Interdire est simple : on trouve un rapport : au hasard celui de l'excellent Al Gore (Prix Nobel obtenu face à une femme ayant sauvé 2500 enfants un à un, ça pèse) et à partir de là, on disserte... on alarme, bref, on informe, on agit....
Puis on se lance dans la bataille, choisissant un jour comme alliés de circonstance les poissons rouges bien nés à la mémoire courte, ceux qui changent de cause comme de chemise : les bobos : aujourd'hui Charlie, demain les agneaux de Pâques, après demain les stagiaires exploités et le surlendemain les Rohyngas (ha non, c'est des musulmans, plutôt les Yézidis).
Et puisque la méthode fonctionne depuis 1965, pourquoi en changer ? Giscard est bien devenu Président dès 1974 alors qu'il était le pionnier du système...
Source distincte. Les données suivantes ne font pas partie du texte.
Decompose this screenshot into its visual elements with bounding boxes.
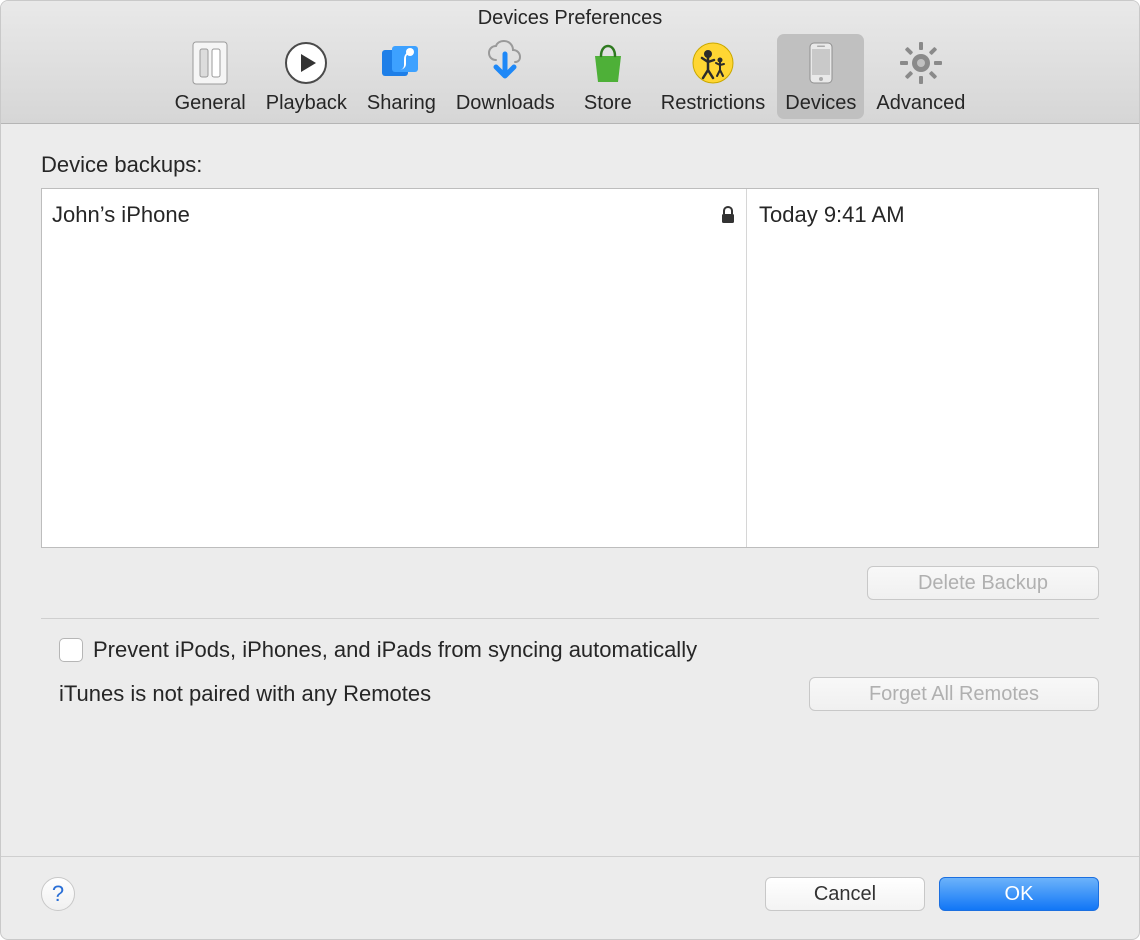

Rendez grâce aux politiciens d'aujourd'hui qui pour certains n'ont même jamais connu ce qu'était le monde avant l'UE. Il est aussi vain d'en vouloir à ces brillants sujets (qui ont pourtant raté leur bac scientifique pour la plupart) que d'en vouloir au dogue allemand du vigile d'en face : ils n'ont jamais rien connu d'autre, et n'ont pas l'esprit assez ouvert pour imaginer qu'un autre monde puisse simplement être possible.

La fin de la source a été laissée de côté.